Students as young as 14 now have the opportunity to start a college application — reducing or inflaming stress, depending on who gets asked.

The Coalition for Access, Affordability and Success is an organization of more than 80 colleges and universities that will offer online tools and an application to make the college process easier for high-school students, according to The New York Times.

 That way, students can show nuance and talent beyond a GPA to give them a better chance at admission.

The colleges that are part of the coalition argue that it benefits students who will be more aware of what courses they should take through high school and set goals.

Coalition President James G. Nondorf told The New York Times that Deciding you want to go to one of our kinds of schools, you have to be doing things all through your high school years.”

To critics, that’s part of the problem.
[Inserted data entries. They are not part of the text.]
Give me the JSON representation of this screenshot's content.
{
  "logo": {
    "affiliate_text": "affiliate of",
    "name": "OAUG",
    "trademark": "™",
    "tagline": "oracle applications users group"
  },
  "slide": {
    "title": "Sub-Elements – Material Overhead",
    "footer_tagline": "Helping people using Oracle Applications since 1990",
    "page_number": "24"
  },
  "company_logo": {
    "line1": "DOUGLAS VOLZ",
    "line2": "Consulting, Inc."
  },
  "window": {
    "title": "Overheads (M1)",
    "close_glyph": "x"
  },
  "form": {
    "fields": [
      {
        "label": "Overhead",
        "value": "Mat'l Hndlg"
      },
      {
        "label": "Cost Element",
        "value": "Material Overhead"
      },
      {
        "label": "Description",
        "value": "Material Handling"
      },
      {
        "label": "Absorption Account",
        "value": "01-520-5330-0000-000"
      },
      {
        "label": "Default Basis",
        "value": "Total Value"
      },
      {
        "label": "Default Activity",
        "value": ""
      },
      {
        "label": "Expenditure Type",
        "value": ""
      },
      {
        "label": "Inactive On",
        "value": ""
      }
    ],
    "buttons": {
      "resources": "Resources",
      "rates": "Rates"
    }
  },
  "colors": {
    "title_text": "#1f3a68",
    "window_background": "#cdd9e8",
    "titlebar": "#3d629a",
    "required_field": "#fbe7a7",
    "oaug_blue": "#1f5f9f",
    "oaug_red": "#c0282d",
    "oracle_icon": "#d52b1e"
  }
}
For a high-school freshman to immediately think of college creates more pressure on them to perform while adjusting to high school. Instead of exploring new interests, they aim to complete a checklist for college.

Similar to micro-scholarships, it has the potential to harm learning. Instead of high-school juniors and seniors feeling the pressure from college admissions, all students would feel it. Instead of taking a class outside their comfort level, students might stick with something familiar where they already excel. Instead of reducing pressure and matching students with a good-fit college, it could increase anxiety and narrow a more well-rounded education.

For now, it’s too early to tell. The concerns might be overblown. Students could have better information to develop their educational path. The effects might be benign like some educational data mining.

Most new higher education initiatives generate a large buzz, but tend to go the way of MOOCs. Interesting, but not revolutionary. It’s hard to predict a revolution anyway, which makes most buzz utopian on its face. Given the high levels of stress in elite high schools that prepare students for college from the moment they walk through the door, however, an increase in pressure and stress from starting the college hunt earlier seems likely for some portion of the student body.

When a culture pushes college as the only pathway to social and economic advancement, starting the competition earlier isn’t always going to produce the desired results.